Before the Johnny Cash fans out there start getting mad, please let me explain that most of the stuff you heard on WHN was not real country music - Merle Haggard, Willie Nelson, and the like. And certainly country music didn't have the monopoly on schlock; let us not forget "Disco Duck." But for some reason the Seventies produced a huge number of wretched stupid C and W tunes like "Convoy," "Phantom 309," "I Think Jamaica in the Moonlight" (sung with a pseudo Jamaican accent!) and the immortal "Teddy Bear" - a talking record about a handicapped boy who communicates with truckers via CB radio. WHN played them all faithfully. If you recall these tunes, you will note that many had trucker themes, and that was probably the only thing that tied them to the country genre, except perhaps that they were...errr...sung...by white guys with Southern accents. Some of the stuff was so bad that you wondered how anyone took it seriously. But not only would thousands of people purchase records like "Teddy Bear" during the allegedly cynical Seventies, but they'd go out and get the sequels - in this case "Teddy Bear's Mom," another talker in which a woman tells the story of the sick child's mother after he dies (the big rigs lined up for miles at the cemetery). As somebody who had worked at a summer camp with handicapped kids, I found such stuff sickening, as did everyone else I knew. But obviously somebody was buying those records! Listening to WHN was a lesson in sociology; you realized that there were vast numbers of really simple-minded folks out there. And no, these people did not all
reside in the back woods; they were your neighbors!
One partial reason why people listened to WHN was that at the time many car radios could not receive FM, and there were still a number of AM stations. In addition, car stereos were very expensive, and thefts were very common. For many of us, there were few options. As time went on, however, FM radios and tape players did become more or less standard equipment, and AM radio became devoted almost exclusively to talk. AM 1050 became the frequency for ESPN, the sports station. As for country and western, there were several failed attempts to start stations played devoted to this music on FM: WKHK, and then WYNY. Neither lasted.
2 Comments:
Yee-Hah!
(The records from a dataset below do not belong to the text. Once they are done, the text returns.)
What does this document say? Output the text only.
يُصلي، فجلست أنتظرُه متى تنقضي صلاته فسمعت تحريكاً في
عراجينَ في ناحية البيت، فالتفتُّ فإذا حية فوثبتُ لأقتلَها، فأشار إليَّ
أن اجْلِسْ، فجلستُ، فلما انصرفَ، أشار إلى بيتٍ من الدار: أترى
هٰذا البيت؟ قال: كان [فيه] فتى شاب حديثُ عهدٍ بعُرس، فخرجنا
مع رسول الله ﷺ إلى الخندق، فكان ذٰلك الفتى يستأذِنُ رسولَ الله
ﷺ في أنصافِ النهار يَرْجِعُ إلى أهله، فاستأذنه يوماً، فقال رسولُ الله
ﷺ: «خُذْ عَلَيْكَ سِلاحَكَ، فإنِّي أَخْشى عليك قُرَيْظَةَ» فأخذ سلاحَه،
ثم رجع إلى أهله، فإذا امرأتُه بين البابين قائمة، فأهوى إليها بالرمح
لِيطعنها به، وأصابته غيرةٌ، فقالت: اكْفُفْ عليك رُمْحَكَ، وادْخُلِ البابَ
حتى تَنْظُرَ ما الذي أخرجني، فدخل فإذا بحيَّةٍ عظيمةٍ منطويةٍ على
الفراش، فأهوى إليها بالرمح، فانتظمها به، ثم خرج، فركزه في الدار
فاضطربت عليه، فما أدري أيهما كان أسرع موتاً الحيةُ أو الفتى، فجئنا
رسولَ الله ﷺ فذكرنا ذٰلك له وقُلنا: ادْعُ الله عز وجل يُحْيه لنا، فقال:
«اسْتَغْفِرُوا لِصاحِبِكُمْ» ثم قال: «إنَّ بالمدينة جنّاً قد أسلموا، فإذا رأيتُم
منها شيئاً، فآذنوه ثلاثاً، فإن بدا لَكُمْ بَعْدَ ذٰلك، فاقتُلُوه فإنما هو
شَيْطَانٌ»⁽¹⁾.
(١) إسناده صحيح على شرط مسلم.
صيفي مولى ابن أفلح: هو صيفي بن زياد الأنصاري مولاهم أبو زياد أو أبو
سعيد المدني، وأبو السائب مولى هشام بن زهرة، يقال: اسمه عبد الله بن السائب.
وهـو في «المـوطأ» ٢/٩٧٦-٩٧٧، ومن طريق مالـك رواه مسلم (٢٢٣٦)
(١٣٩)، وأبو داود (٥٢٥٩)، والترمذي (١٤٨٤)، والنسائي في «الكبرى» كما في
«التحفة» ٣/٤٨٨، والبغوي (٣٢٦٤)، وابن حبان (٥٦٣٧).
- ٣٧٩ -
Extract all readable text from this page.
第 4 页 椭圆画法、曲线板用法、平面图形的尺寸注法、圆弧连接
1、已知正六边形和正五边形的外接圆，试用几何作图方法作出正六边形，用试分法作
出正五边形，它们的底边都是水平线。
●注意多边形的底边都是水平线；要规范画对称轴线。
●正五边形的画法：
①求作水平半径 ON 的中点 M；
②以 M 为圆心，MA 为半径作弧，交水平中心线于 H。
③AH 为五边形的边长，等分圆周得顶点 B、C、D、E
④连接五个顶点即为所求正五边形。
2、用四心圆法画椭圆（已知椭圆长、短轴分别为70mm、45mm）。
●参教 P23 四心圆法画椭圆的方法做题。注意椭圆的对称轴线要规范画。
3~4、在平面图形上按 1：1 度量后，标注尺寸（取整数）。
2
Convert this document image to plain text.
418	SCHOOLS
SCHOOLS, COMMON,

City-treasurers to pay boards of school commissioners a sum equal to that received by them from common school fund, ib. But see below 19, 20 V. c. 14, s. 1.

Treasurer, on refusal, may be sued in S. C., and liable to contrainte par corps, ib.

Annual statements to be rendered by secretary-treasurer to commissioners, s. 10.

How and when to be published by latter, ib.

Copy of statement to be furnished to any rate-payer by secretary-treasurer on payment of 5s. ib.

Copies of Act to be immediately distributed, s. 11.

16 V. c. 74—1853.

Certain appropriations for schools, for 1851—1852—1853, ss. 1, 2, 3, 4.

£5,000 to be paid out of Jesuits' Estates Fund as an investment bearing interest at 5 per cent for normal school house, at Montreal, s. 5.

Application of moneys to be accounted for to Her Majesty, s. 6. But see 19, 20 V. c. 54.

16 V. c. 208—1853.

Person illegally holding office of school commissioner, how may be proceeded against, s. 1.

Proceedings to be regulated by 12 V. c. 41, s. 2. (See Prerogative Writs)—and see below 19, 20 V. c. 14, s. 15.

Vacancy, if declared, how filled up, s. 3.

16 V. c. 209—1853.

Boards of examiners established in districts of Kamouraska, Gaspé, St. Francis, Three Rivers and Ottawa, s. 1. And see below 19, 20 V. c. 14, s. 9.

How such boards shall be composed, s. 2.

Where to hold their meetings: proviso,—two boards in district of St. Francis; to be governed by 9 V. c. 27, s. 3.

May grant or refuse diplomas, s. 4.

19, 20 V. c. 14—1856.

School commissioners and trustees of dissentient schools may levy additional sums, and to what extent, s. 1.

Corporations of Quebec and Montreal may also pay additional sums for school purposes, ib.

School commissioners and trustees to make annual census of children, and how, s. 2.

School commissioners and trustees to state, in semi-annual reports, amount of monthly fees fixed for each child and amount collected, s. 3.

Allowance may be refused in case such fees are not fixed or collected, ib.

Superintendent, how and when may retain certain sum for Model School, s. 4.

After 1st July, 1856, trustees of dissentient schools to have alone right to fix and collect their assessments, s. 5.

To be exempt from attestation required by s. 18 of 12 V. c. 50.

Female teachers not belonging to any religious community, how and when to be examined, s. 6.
Growing up in Elmhurst four decades ago helps me to resonate with your chronicle of country music in NYC. The Queens of that time was significantly "urban redneck." White, working-class people of German and Irish descent who worked hard, drank hard, loved America and hated foreigners (and other minority types) littered the landscape with the inspiration for Archie Bunker. They were cultural bedfellows with the pickup truck driving fellas of the hinterland who worked hard, drank hard, loved America and hated foreigners. D.
We had plenty of them in Brooklyn as well. But did these guys (or their wives and girlfriends) buy records like "Teddy Bear" or "Convoy?"